Tuesday, January 27, 2009

Energy Management is a systems problem

Point-optimization alone will not fully minimize a data center's energy consumption. Rather, optimization is a "systems" problem, where all individual components, and their dynamics, have to be optimized together and usually continuously.

Probably the leading company in this space -- as-of today -- is Cisco. They recently announced plans to launch "Energywise" software for certain lines of switches. This software will intelligently manage energy consumption of devices, much the way laptops shut down subsystems when on battery, and the way PC power consumption is managed by companies like Verdiem and 1E. Driving this at Cisco are leaders like Paul Marcoux, who's been focused on these efforts for years. Others driving these moves include Robert Aldrich, also at Cisco, and frequent evangelist/blogger

Now granted, these solutions are "point" solutions... But Cisco went a step further today by acquiring privately-held Richards-Zeta. Take a gander:
Richards-Zeta's intelligent middleware transforms building operational data into an IT-friendly format that easily integrates with existing applications. Its scalable, open platform enables the convergence of building systems onto an IP network. This integrated solution provides more effective management of energy consumption across an organization.

Richards-Zeta's technologies will support innovative Cisco customer solutions such as Cisco Connected Real Estate and Cisco EnergyWise. EnergyWise, launched today in Barcelona, Spain, is a technology for Cisco Catalyst Switches that proactively measures, reports and reduces the energy consumption of IP devices such as phones, laptops and access points. Ultimately, Richards-Zeta's technology is expected to work together with EnergyWise and industry partner solutions to enable the management of power consumption for building and IT infrastructure.
This is clearly a play at looking at measuring and optimizing the data center's power & cooling as a system embedded in the larger building/facility.

The other big players in this game, but with much less experience in IT, are APC/Schneider Electric, as well as Emerson -- both known for their dominance in power distribution and cooling, respectively. But each has made bold moves into the others' space over the past years. For example, Aperture (a leader in data center measurement software) was acquired by Emerson last year. And APC is expanding its Infrastruxure line of cooling, enclosure and power management systems. Finally, look for advanced pure-play measurement, monitoring and analysis players like SynapSense to be cutting even more deals as the race to measure and control data center efficiency heats up.
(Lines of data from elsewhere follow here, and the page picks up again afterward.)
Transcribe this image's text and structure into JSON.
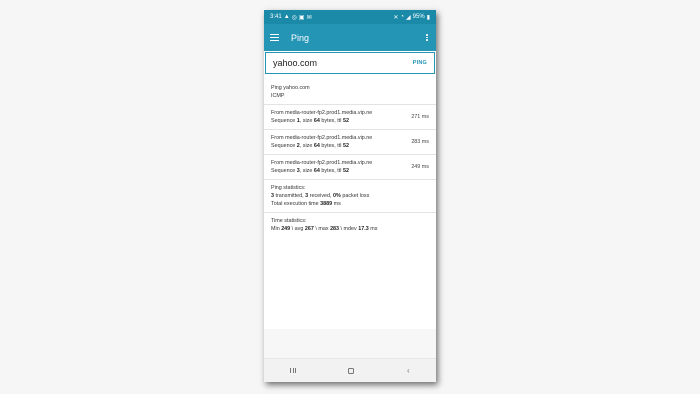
{
  "status_bar": {
    "time": "3:41",
    "left_icons": [
      "warning-icon",
      "whatsapp-icon",
      "image-icon",
      "mail-icon"
    ],
    "right_icons": [
      "mute-icon",
      "wifi-icon",
      "signal-icon",
      "battery-icon"
    ],
    "battery": "95%"
  },
  "app_bar": {
    "title": "Ping"
  },
  "host_input": {
    "value": "yahoo.com",
    "button_label": "PING"
  },
  "results": {
    "header": {
      "line1": "Ping yahoo.com",
      "line2": "ICMP"
    },
    "replies": [
      {
        "from": "From media-router-fp2.prod1.media.vip.ne",
        "seq_label": "Sequence ",
        "seq": "1",
        "size_label": ", size ",
        "size": "64",
        "bytes_label": " bytes, ttl ",
        "ttl": "52",
        "time": "271 ms"
      },
      {
        "from": "From media-router-fp2.prod1.media.vip.ne",
        "seq_label": "Sequence ",
        "seq": "2",
        "size_label": ", size ",
        "size": "64",
        "bytes_label": " bytes, ttl ",
        "ttl": "52",
        "time": "283 ms"
      },
      {
        "from": "From media-router-fp2.prod1.media.vip.ne",
        "seq_label": "Sequence ",
        "seq": "3",
        "size_label": ", size ",
        "size": "64",
        "bytes_label": " bytes, ttl ",
        "ttl": "52",
        "time": "249 ms"
      }
    ],
    "ping_stats": {
      "title": "Ping statistics:",
      "transmitted": "3",
      "transmitted_label": " transmitted, ",
      "received": "3",
      "received_label": " received, ",
      "loss": "0%",
      "loss_label": " packet loss",
      "exec_label": "Total execution time ",
      "exec_time": "3889",
      "exec_unit": " ms"
    },
    "time_stats": {
      "title": "Time statistics:",
      "min_label": "Min ",
      "min": "249",
      "avg_label": " \\ avg ",
      "avg": "267",
      "max_label": " \\ max ",
      "max": "283",
      "mdev_label": " \\ mdev ",
      "mdev": "17.3",
      "unit": " ms"
    }
  },
  "nav_bar": {
    "icons": [
      "recents-icon",
      "home-icon",
      "back-icon"
    ]
  },
  "colors": {
    "accent": "#2595b5",
    "status": "#1a8aa8"
  }
}
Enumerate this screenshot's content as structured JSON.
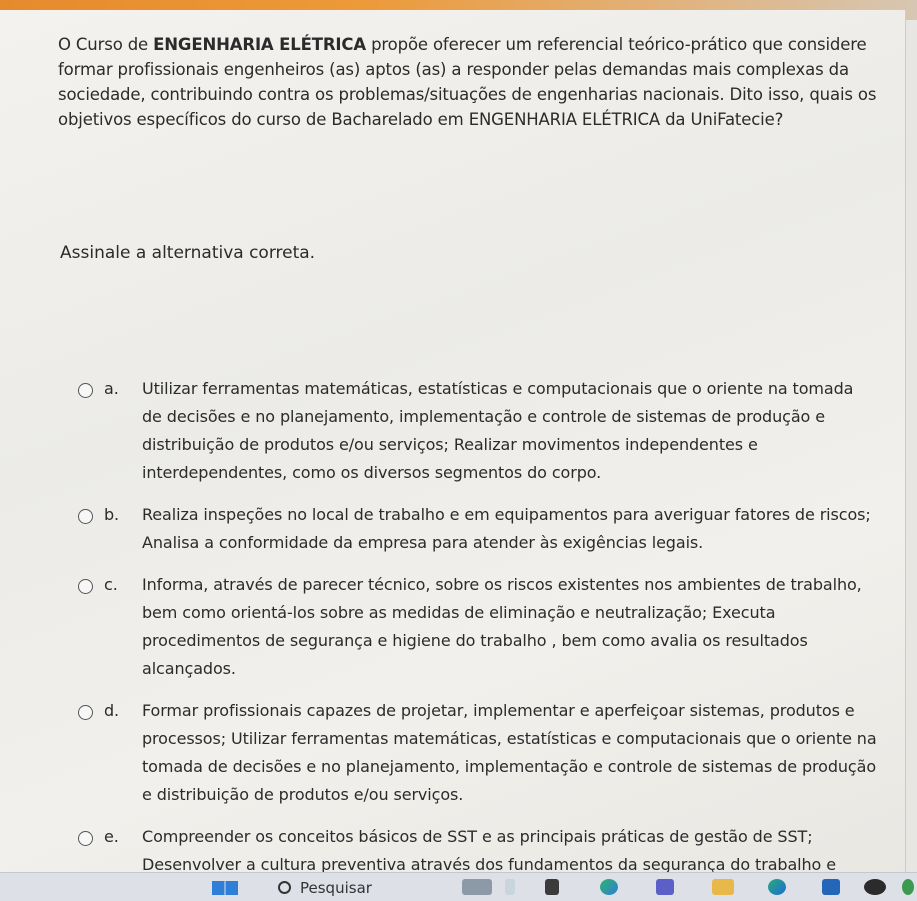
{
  "question": {
    "prefix": "O Curso de ",
    "course_bold": "ENGENHARIA ELÉTRICA",
    "suffix": " propõe oferecer um referencial teórico-prático que considere formar profissionais engenheiros (as) aptos (as) a responder pelas demandas mais complexas da sociedade, contribuindo contra os problemas/situações de engenharias nacionais. Dito isso, quais os objetivos específicos do curso de Bacharelado em ENGENHARIA ELÉTRICA da UniFatecie?"
  },
  "instruction": "Assinale a alternativa correta.",
  "options": [
    {
      "letter": "a.",
      "text": "Utilizar ferramentas matemáticas, estatísticas e computacionais que o oriente na tomada de decisões e no planejamento, implementação e controle de sistemas de produção e distribuição de produtos e/ou serviços; Realizar movimentos independentes e interdependentes, como os diversos segmentos do corpo."
    },
    {
      "letter": "b.",
      "text": "Realiza inspeções no local de trabalho e em equipamentos para averiguar fatores de riscos; Analisa a conformidade da empresa para atender às exigências legais."
    },
    {
      "letter": "c.",
      "text": "Informa, através de parecer técnico, sobre os riscos existentes nos ambientes de trabalho, bem como orientá-los sobre as medidas de eliminação e neutralização; Executa procedimentos de segurança e higiene do trabalho , bem como avalia os resultados alcançados."
    },
    {
      "letter": "d.",
      "text": "Formar profissionais capazes de projetar, implementar e aperfeiçoar sistemas, produtos e processos; Utilizar ferramentas matemáticas, estatísticas e computacionais que o oriente na tomada de decisões e no planejamento, implementação e controle de sistemas de produção e distribuição de produtos e/ou serviços."
    },
    {
      "letter": "e.",
      "text": "Compreender os conceitos básicos de SST e as principais práticas de gestão de SST; Desenvolver a cultura preventiva através dos fundamentos da segurança do trabalho e"
    }
  ],
  "taskbar": {
    "search_label": "Pesquisar",
    "icons": [
      "windows-icon",
      "search-icon",
      "widgets-icon",
      "file-icon",
      "chat-icon",
      "copilot-icon",
      "teams-icon",
      "folder-icon",
      "edge-icon",
      "store-icon",
      "dell-icon",
      "chrome-icon"
    ]
  },
  "colors": {
    "accent": "#e68a2e",
    "taskbar": "#dde0e6",
    "windows": "#2f7fd8"
  }
}
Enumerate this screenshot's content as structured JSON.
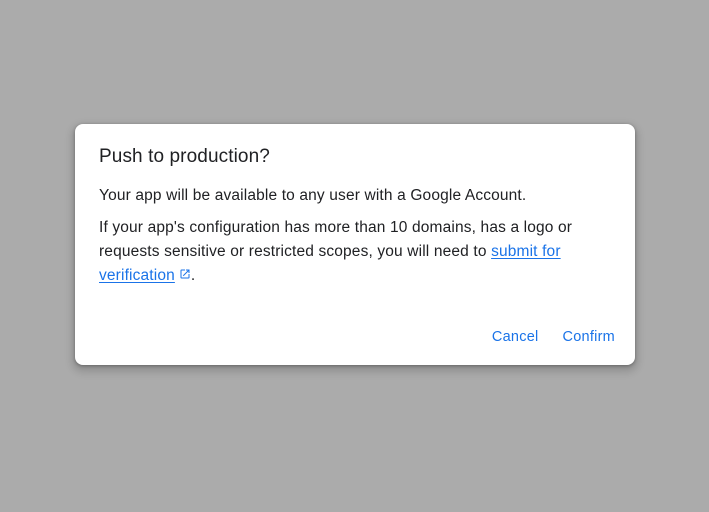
{
  "dialog": {
    "title": "Push to production?",
    "paragraph1": "Your app will be available to any user with a Google Account.",
    "paragraph2_text": "If your app's configuration has more than 10 domains, has a logo or requests sensitive or restricted scopes, you will need to ",
    "paragraph2_link": "submit for verification",
    "paragraph2_end": ".",
    "link_icon": "external-link-icon",
    "cancel_label": "Cancel",
    "confirm_label": "Confirm"
  },
  "colors": {
    "overlay": "#ababab",
    "accent": "#1a73e8",
    "text": "#202124"
  }
}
Now, what's the holy grail? Conversations I've had with many of these vendors have yielded a number of practical examples:
  • As data center compute load falls (e.g. during evenings & weekends) servers are automatically consolidated, and unused machines are powered-down or hibernated. In concert, CRAC units, chillers and PDUs are also shut-down or re-configured to save power
  • When a "hot spot" in a data center is detected, either point-cooling is activated, or some of he workload is physically migrated to a server in a cooler area elsewhere in the data center
  • If one electric phase of power on a PDU is out-of-balance (drawing too much current) workloads running on servers on that phase can be migrated to servers on a different phase
  • Should a facility's power or cooling system partially fail, compute workloads can be temporarily minimized or migrated elsewhere temporarily
While most of these visions are pretty-well beyond what data center managers are worrying about today, I would expect to see products begin to evolve in this direction, particularly for larger facilities. I would also expect to see some blurring of the lines (as is already happening) between traditional facilities management firms and IT operations/management firms. They are finding an important interrelationship between IT operations and building facilities organizations/buyers -- and the important systems interrelationships as well.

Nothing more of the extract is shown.